Il caldo. Molto ma secco, all’ombra di stava abbastanza bene, la sole no. L’aria sempre … condizionata.

images (1)Il bazaar. La “cosa” più vera che vidi. Un mercato molto esteso, stradine ricoperte, un odore di olio bruciato (quello delle lampade), illuminazione elettrica abbagliante da semplici lampadine appese a fili elettrici. Improvvisamente sento un grido “Paisà …paisà!”. Mi fermo: possibile? Che qui ci sia un napoletano e che per di più mi abbia riconosciuto come italiano e che mi chiami “paesano”? Mi giro: si trattava di un venditore di banane, a cinque (pai) sa (centesimi di rial) cadauna!
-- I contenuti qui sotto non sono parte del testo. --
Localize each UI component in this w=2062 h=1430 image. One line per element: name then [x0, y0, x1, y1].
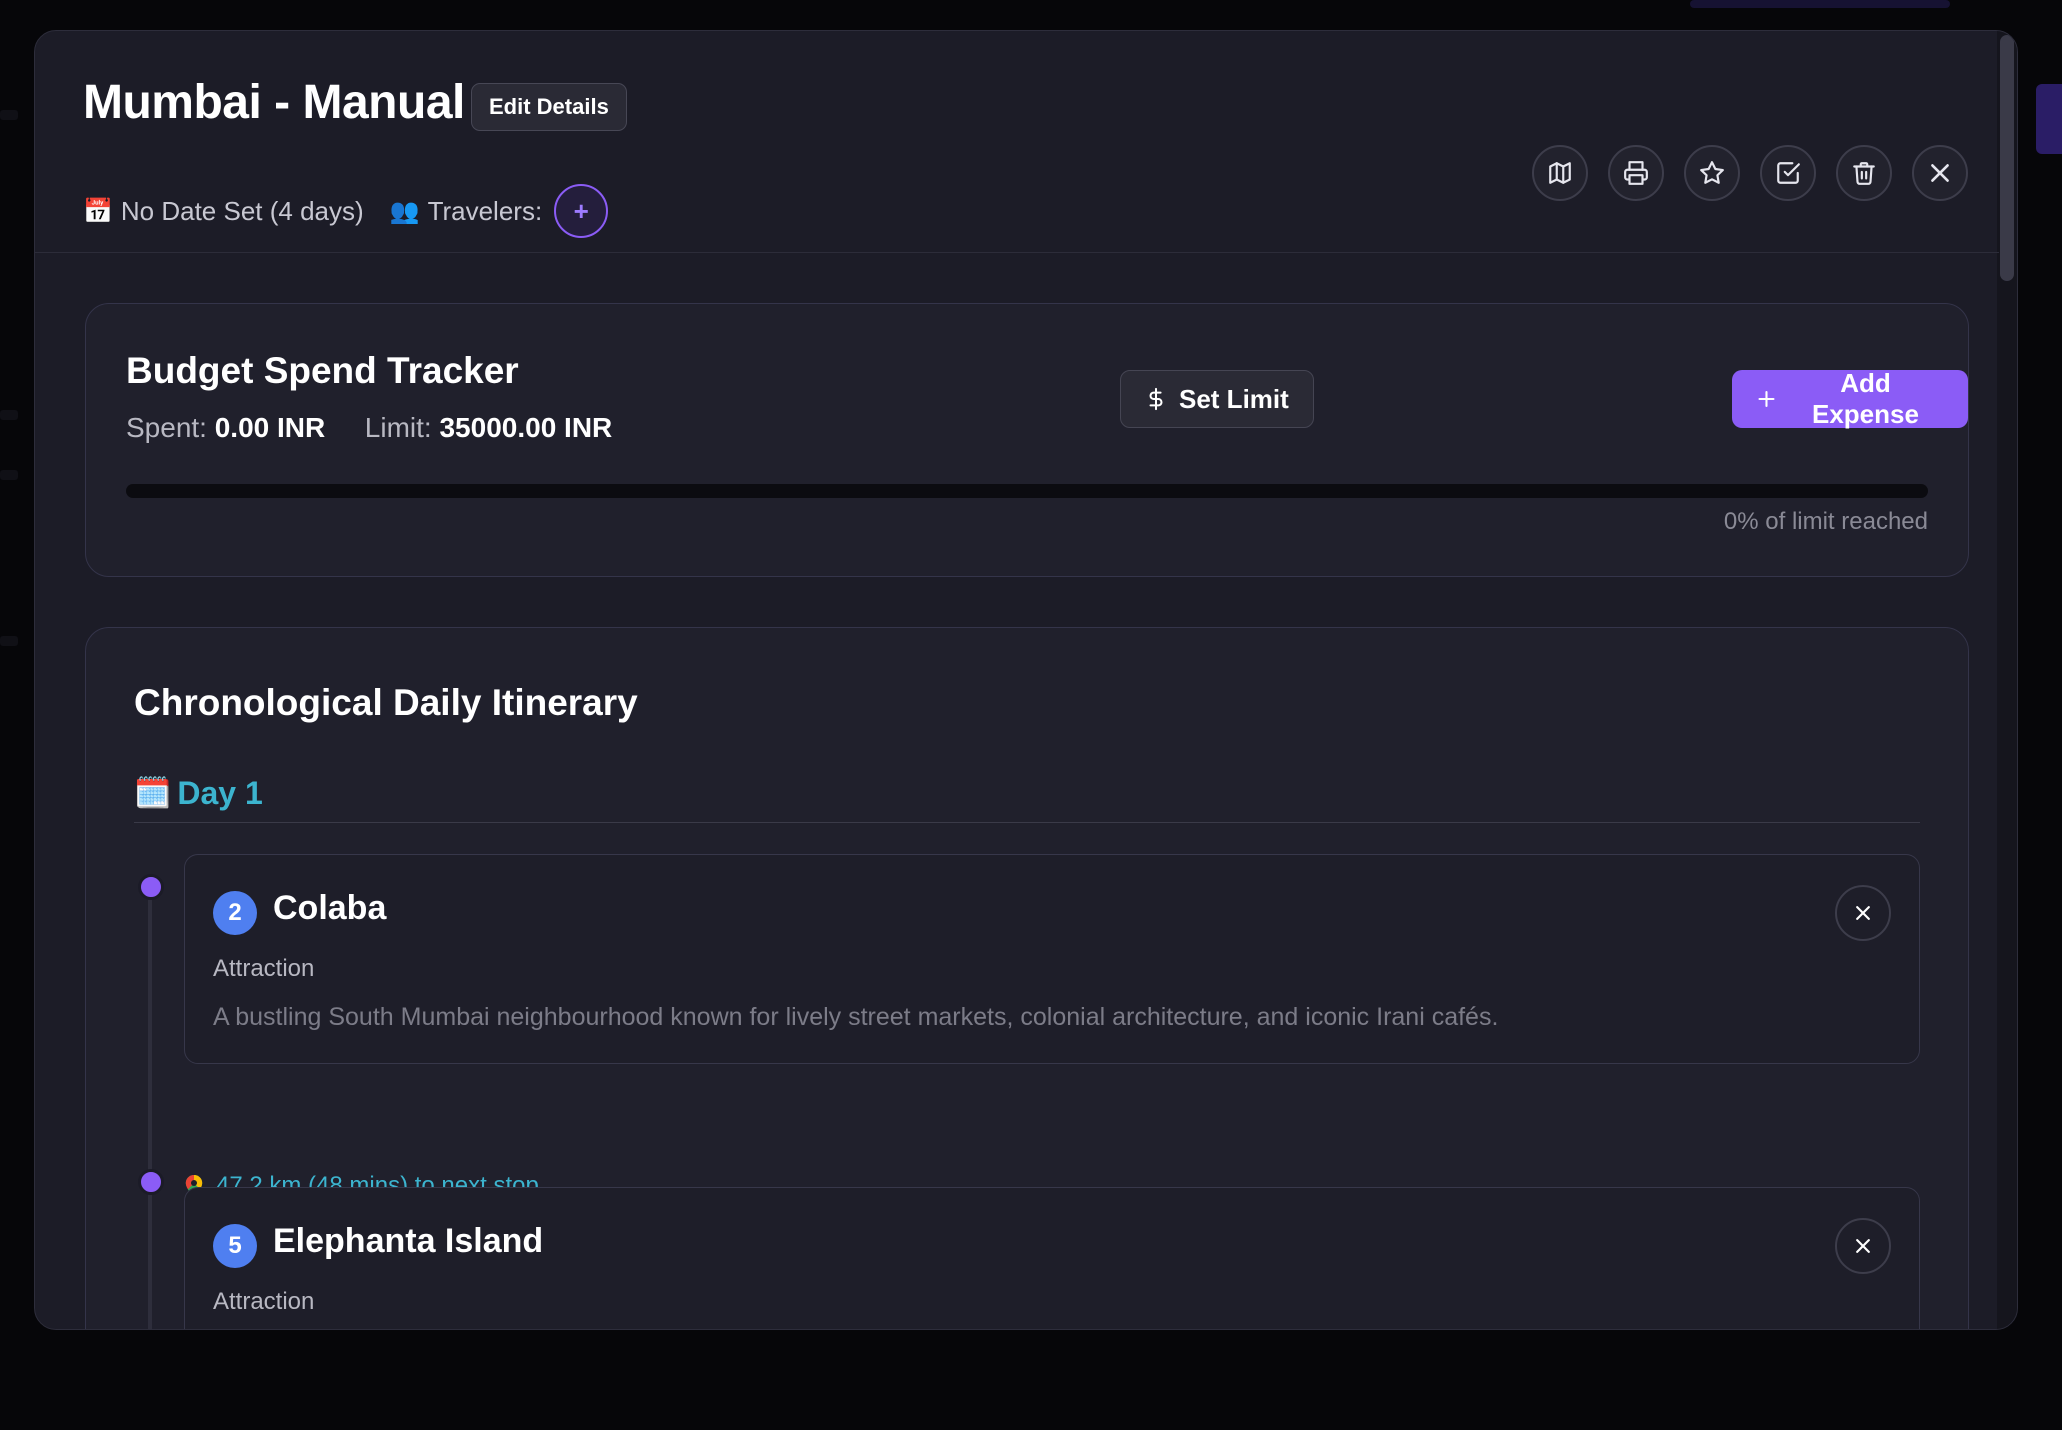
- spent-label: Spent:: [126, 412, 207, 443]
- add-expense-button[interactable]: Add Expense: [1732, 368, 1968, 429]
- map-button[interactable]: [1532, 145, 1588, 201]
- background-ghost: [0, 470, 18, 480]
- background-accent: [2036, 84, 2062, 154]
- trip-details-modal: Mumbai - Manual Edit Details 📅 No Date S…: [34, 30, 2018, 1330]
- day-label: Day 1: [177, 774, 263, 811]
- close-icon: [1856, 906, 1870, 920]
- timeline-line: [148, 888, 152, 1329]
- spent-value: 0.00 INR: [214, 412, 326, 443]
- stop-card[interactable]: 5 Elephanta Island Attraction: [184, 1187, 1920, 1329]
- delete-trip-button[interactable]: [1836, 145, 1892, 201]
- checkbox-icon: [1777, 162, 1800, 184]
- timeline-dot: [138, 874, 164, 900]
- print-button[interactable]: [1608, 145, 1664, 201]
- dollar-icon: [1149, 387, 1163, 411]
- background-glow: [1690, 0, 1950, 8]
- favorite-button[interactable]: [1684, 145, 1740, 201]
- stop-description: A bustling South Mumbai neighbourhood kn…: [213, 1003, 1499, 1031]
- budget-progress-text: 0% of limit reached: [1723, 508, 1928, 535]
- background-ghost: [0, 110, 18, 120]
- stop-number-badge: 5: [213, 1224, 257, 1268]
- edit-details-button[interactable]: Edit Details: [471, 83, 627, 131]
- budget-tracker-card: Budget Spend Tracker Spent: 0.00 INR Lim…: [85, 303, 1969, 577]
- day-header: 🗓️ Day 1: [134, 764, 1920, 823]
- travelers-icon: 👥: [389, 197, 420, 225]
- close-modal-button[interactable]: [1912, 145, 1968, 201]
- close-icon: [1856, 1239, 1870, 1253]
- background-ghost: [0, 636, 18, 646]
- add-traveler-button[interactable]: +: [554, 184, 609, 238]
- modal-header: Mumbai - Manual Edit Details 📅 No Date S…: [35, 31, 1999, 253]
- printer-icon: [1624, 161, 1648, 185]
- calendar-icon: 📅: [83, 197, 113, 225]
- stop-number-badge: 2: [213, 891, 257, 935]
- map-icon: [1549, 162, 1571, 184]
- budget-summary: Spent: 0.00 INR Limit: 35000.00 INR: [126, 412, 612, 444]
- header-actions: [1532, 145, 1968, 201]
- scrollbar[interactable]: [1997, 31, 2017, 1329]
- remove-stop-button[interactable]: [1835, 885, 1891, 941]
- star-icon: [1700, 161, 1724, 184]
- set-limit-button[interactable]: Set Limit: [1120, 370, 1314, 428]
- stop-card[interactable]: 2 Colaba Attraction A bustling South Mum…: [184, 854, 1920, 1064]
- background-ghost: [0, 410, 18, 420]
- budget-progress-bar: [126, 484, 1928, 498]
- limit-label: Limit:: [364, 412, 432, 443]
- trip-meta: 📅 No Date Set (4 days) 👥 Travelers: +: [83, 181, 609, 241]
- add-expense-label: Add Expense: [1812, 368, 1919, 429]
- close-icon: [1931, 164, 1949, 182]
- itinerary-card: Chronological Daily Itinerary 🗓️ Day 1 2…: [85, 627, 1969, 1329]
- stop-name: Colaba: [273, 889, 387, 927]
- trip-date: No Date Set (4 days): [120, 195, 364, 226]
- trip-title: Mumbai - Manual: [83, 76, 465, 129]
- stop-name: Elephanta Island: [273, 1222, 544, 1260]
- limit-value: 35000.00 INR: [439, 412, 613, 443]
- remove-stop-button[interactable]: [1835, 1218, 1891, 1274]
- trash-icon: [1853, 162, 1875, 185]
- plus-icon: [1758, 390, 1775, 408]
- stop-type: Attraction: [213, 1288, 315, 1315]
- set-limit-label: Set Limit: [1179, 383, 1289, 414]
- mark-complete-button[interactable]: [1760, 145, 1816, 201]
- budget-title: Budget Spend Tracker: [126, 350, 519, 391]
- stop-type: Attraction: [213, 955, 315, 982]
- itinerary-title: Chronological Daily Itinerary: [134, 682, 638, 723]
- timeline-dot: [138, 1169, 164, 1195]
- calendar-icon: 🗓️: [134, 775, 172, 811]
- travelers-label: Travelers:: [427, 195, 543, 226]
- scrollbar-thumb[interactable]: [2000, 35, 2014, 281]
I miei soci iraniani. S’era nel 1976.I miei soci – parlando molto riservatamente – davano al regime solo altri cinque anni di vita al massimo (lo scià cadde poi nel 1978), e si lamentavano con i propri genitori che li avevano mandati a laurearsi negli USA: giudicavano infatti quel periodo una “perdita di tempo” rispetto alla “corsa all’arricchimento” che stavano facendo.

Considerazione finale. Tutte le maggiori imprese mondiali (IBM e Lockheed in testa) e italiane erano presenti in Iran, anch’esse come i miei soci privati iraniani per partecipare alla corsa all’arricchimento, reso possibile dall’elevatissimo grado della corruzione. Un esempio, banale ma significativo: poco sopra, parlando dei ristoranti, ho ricordato il dono di un paio di blue jeans ad un cameriere. Be’ … la loro importazione era vietata: poi, improvvisamente, per una settimana tale divieto cessava (per legge) e nel paese entravano alcuni TIR carichi di blue jeans che poi venivano rivenduti a prezzi molto elevati in negozi gestiti dalle mogli di alti funzionari di stato. Se tanto mi dà tanto …

Come finì la mia avventura imprenditoriale iraniana. Ben prima della rivoluzione, ricevetti l’offerta della dirigenza in una grande SpA finanziaria pubblica italiana: avevo famiglia … non ebbi il coraggio di rinunciare al certo per l’incerto e smisi (in tempo, per mia fortuna!) di fare l’imprenditore italo-iraniano.